The Nation, an American journal, published in New York, damned with faint praise: "'Lucretius' . . . seems tolerably successful. . . . Of the general situation the pathos is well enough set forth; not too well; not so well that the poem is at all a great one, or more than a clever, learned, well-finished one" (6 [April 30], 352-353). For this reviewer bringing in Lucilia at the conclusion saved the poem "from being quite a dull one," and he wished that Tennyson had made more of the protagonist's discovery at the end that he was the "victim really of a foolish woman and a vile drug." A single line that the Nation mentioned as metrically objectionable was one of those resulting from the compositor's errors, "And tickling the brute within the man's brain" (21). The Cosmopolitan (1865-76) was a weekly paper of news, politics, commerce, literature, art, and society, published on Saturday. No copy for May 2 or May 9 exists in British or American libraries.

[40]

The History of The Times: the Tradition Established, 1841-1884 (1939) identifies Dallas as the author (p. 483).

[41]

"A riotous confluence of water courses", "Ruining along the illimitable inane," "Hired animalisms, vile as those that made", and "All-seeing Hyperion—what you will—".

[42]

See his letter, March 2, 1868, above. Nearly a half-century ago, E. A. Osborne described a set of page proof for the Holy Grail volume, then belonging to Mr. W. A. Foyle, in which Tennyson had not yet altered the Oread passage and the last line of the poem from the readings in Macmillan's (TLS, August 25, 1932, p. 596).

[43]

There were twenty-nine alterations in accidentals from the text in Macmillan's to that in the Holy Grail volume (sixteen of them had to do with quotation marks) and ten such variations between the Holy Grail and Eversley. (See Paden for a few variants in intermediary editions between the Holy Grail and Eversley, [pp. 271-272].) "That", which was the original reading, stood until Tennyson changed it to "And" in P2 and P3, when he inserted line 260. Ricks considers "That" in Eversley to be a mistake (The Poems of Tennyson, p. 1217); and in the one-volume Macmillan edition (1913) that Hallam Tennyson edited and that incorporates the author's notes from Eversley, the text reverts to "And" (p. 164).
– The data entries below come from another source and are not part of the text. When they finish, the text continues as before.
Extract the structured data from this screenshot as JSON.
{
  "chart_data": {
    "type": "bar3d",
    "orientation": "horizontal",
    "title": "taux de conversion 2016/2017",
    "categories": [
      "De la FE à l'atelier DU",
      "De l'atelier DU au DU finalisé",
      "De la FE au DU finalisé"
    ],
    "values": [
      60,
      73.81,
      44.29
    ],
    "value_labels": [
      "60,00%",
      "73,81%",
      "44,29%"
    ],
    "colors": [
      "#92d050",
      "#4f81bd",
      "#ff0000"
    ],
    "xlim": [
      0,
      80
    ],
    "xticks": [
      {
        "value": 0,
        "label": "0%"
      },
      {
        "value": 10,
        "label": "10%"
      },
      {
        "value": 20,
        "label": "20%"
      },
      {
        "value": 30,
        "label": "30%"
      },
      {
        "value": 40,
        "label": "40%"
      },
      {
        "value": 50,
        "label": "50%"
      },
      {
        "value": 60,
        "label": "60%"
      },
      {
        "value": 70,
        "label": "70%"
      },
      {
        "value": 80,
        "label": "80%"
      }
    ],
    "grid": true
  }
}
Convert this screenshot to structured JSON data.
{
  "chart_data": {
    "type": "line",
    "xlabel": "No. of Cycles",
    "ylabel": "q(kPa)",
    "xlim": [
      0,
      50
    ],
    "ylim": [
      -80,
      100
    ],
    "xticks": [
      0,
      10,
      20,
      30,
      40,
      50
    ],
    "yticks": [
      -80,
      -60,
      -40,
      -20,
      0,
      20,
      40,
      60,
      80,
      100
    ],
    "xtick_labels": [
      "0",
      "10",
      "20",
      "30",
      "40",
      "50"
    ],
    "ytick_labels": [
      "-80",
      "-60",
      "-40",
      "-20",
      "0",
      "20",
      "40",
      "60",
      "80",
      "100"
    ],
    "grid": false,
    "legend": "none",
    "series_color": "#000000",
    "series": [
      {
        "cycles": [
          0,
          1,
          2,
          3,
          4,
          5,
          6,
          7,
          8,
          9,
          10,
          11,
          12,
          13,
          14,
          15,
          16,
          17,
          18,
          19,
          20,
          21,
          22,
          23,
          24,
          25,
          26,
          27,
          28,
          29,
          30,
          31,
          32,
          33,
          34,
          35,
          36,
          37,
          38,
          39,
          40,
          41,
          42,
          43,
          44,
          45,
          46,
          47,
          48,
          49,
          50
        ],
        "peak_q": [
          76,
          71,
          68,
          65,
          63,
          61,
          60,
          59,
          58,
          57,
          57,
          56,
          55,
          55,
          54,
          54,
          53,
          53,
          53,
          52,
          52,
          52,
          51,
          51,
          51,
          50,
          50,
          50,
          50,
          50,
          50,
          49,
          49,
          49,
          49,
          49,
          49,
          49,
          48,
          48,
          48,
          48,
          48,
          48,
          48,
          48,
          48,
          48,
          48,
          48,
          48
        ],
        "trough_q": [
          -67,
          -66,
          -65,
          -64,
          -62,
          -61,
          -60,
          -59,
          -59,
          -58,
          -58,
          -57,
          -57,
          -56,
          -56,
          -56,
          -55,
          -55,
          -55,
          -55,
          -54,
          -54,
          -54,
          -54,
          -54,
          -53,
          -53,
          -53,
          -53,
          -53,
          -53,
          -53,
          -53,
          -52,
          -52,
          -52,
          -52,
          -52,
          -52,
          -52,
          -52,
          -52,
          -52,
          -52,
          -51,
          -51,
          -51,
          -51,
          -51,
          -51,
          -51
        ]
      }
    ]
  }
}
In my textual comparisons I have, of course, disregarded Thomas J. Wise's forgery, which he described in A Bibliography of the Writings of Alfred, Lord Tennyson (1908), I, 191-192, and in The Ashley Library: A Catalogue of Printed Books, Manuscripts, and Autograph Letters Collected by Thomas James Wise (1925), VII, 129. John Carter and Graham Pollard documented this alleged state as spurious in An Inquiry into the Nature of Certain Nineteenth Century Pamphlets (1934), pp. 305-306.